WHEN the British left India in 1947, their centuries-long love of curry went with them. Over the years, British soldiers and civilians working in India developed a liking for the hot, spicy foods of the sub-continent and brought the curries home.

Today, Britain is a nation of curry fanatics – it's said there are more Indian restaurants in London than in Delhi and, say some aficionados, the curries in London are better.

When the British established themselves in India, it soon became clear that the eating habits of home had to change to accommodate the hot, steamy days and nights. Given the climate, lunch soon became a much lighter meal for the Brits.

But what to call it? Somehow it became known as “tiffin,” taken from “tiffing,” an old English dialect or slang word for taking a tot of diluted liquor.
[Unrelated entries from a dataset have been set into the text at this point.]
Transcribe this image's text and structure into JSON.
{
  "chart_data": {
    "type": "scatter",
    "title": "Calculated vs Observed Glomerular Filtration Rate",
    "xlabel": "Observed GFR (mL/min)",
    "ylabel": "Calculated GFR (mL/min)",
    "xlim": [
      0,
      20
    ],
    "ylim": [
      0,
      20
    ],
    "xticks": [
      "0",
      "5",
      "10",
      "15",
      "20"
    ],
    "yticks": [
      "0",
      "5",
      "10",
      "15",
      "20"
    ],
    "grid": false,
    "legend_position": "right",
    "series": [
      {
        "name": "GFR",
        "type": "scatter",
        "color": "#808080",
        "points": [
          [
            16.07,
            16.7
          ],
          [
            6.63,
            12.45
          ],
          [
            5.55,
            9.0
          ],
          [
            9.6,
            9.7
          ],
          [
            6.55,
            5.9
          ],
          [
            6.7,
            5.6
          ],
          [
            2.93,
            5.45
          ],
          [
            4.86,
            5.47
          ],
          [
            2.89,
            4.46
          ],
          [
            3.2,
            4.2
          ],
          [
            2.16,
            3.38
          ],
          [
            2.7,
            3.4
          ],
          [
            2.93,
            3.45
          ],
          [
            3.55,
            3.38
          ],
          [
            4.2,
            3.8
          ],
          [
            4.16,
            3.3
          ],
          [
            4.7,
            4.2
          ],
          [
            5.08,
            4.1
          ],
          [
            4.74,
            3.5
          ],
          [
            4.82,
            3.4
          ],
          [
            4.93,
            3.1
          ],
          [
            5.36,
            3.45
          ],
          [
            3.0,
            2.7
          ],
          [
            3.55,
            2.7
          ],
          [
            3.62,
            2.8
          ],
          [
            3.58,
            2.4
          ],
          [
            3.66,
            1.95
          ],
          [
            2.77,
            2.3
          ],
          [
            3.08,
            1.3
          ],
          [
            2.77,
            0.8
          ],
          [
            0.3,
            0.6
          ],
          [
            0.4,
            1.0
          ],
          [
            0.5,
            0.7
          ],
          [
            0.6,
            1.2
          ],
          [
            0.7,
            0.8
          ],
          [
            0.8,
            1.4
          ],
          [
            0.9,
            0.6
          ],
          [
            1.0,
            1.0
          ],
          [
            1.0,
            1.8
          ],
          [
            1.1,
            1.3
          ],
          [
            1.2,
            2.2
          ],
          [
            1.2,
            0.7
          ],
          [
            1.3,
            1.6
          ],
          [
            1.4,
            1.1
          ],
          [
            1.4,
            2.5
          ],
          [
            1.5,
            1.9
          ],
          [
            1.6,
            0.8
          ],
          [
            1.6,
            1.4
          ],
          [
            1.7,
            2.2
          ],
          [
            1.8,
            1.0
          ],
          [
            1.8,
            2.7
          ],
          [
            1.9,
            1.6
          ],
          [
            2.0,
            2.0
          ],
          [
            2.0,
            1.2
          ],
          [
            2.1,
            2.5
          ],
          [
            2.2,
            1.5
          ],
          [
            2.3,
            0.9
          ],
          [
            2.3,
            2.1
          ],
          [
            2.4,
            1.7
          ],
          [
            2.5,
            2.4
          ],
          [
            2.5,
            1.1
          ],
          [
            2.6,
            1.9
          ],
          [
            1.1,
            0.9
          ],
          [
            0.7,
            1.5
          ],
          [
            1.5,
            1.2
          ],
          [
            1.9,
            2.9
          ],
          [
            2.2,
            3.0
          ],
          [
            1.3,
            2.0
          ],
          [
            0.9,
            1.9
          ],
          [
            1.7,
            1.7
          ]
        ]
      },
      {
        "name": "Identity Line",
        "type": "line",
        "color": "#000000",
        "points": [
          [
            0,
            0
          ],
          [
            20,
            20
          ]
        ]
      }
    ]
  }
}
Why it was not called luncheon is unknown.

Soon having “a spot of tiffin” could mean any culinary indulgence between breakfast and dinner – a bit like merienda in the Philippines.
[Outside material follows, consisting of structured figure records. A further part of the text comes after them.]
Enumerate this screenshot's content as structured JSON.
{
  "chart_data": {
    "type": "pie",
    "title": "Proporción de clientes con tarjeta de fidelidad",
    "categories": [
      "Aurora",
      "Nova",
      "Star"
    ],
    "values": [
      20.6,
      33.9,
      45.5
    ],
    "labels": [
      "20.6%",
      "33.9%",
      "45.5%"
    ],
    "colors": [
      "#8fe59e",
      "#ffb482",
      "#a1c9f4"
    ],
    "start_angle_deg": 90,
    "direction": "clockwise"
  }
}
The tradition of having “a spot of tiffin” is alive and well among expatriate Brits in many parts of the world, including the Philippines.

Every Friday, the Manila British and Commonwealth Club, the oldest membership club in the Philippines dating back to before 1877, presents a Curry Tiffin lunch for members and guests in the Heritage Room at the Elks Club in Makati.
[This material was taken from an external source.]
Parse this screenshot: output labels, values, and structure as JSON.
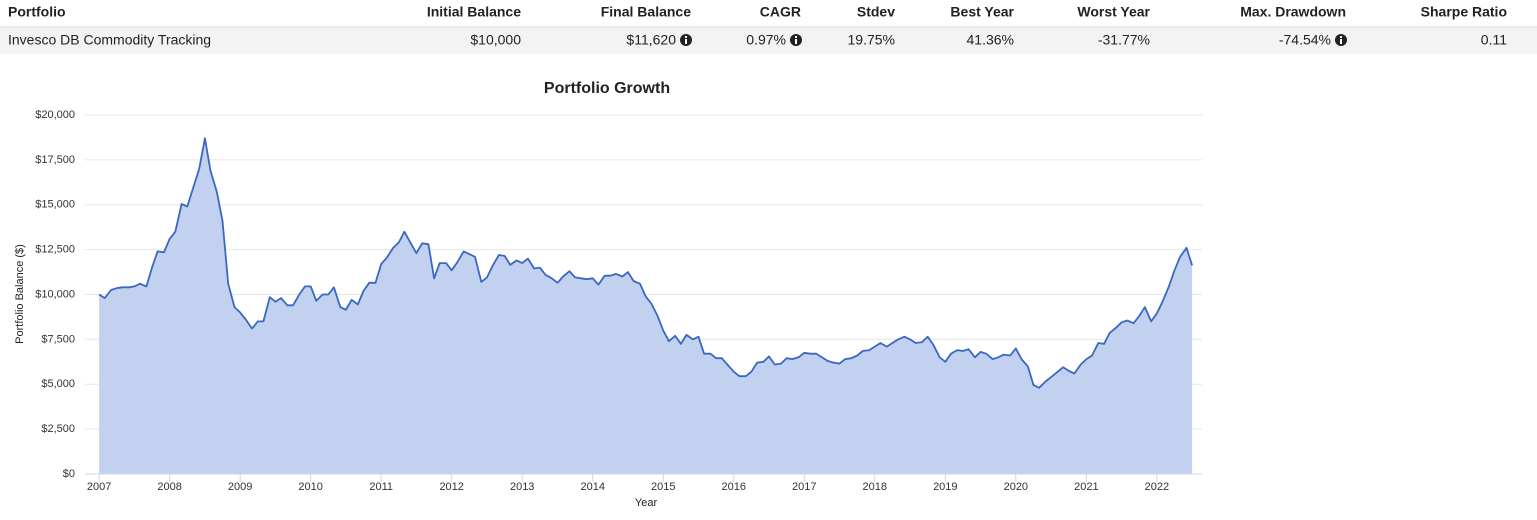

The Friday curry tradition was started around 1893 by the club's associate, the Tiffin Club. Apart from the war years, curry lovers in Manila, have enjoyed a selection of authentic Indian curries almost every Friday since then. When the Tiffin Club closed in 1956, its operations reverted to the Manila Club which carried on the tradition.

But it’s not just Brits who enjoy tucking into tasty authentic Indian curry on a Friday. The lunches are also popular with Filipinos. Bacolod’s very own multi-awarded film-maker Peque Gallaga was a recent guest and said the curries were “outstanding,” adding that “the garam masala in combination with the other spices produced an evocation of the British Raj in the middle of Makati.”

And popular actress and TV host Tessie Tomas was spotted at the club recently enjoying a curry with her British husband Dr. Roger Pullin.

The club’s chef, Esrael “Ace” Vergara, says the club offers a wide variety of curries, including beef rendang, beef vindaloo, chicken molee, chicken tandoori, and beef kofta. “Most of the recipes have been handed down over the years from chef-to-chef,” he says.

The word tiffin is still widely used in India for any hot light meal or snack taken at any time during the day.

Millions of Indians each day carry their tiffin to work in a tiffin box – consisting of a stack of two or three steel or ceramic compartments for each dish. Tiffin boxes can also be found in many other Southeast Asian countries and the fashion is catching on in Europe.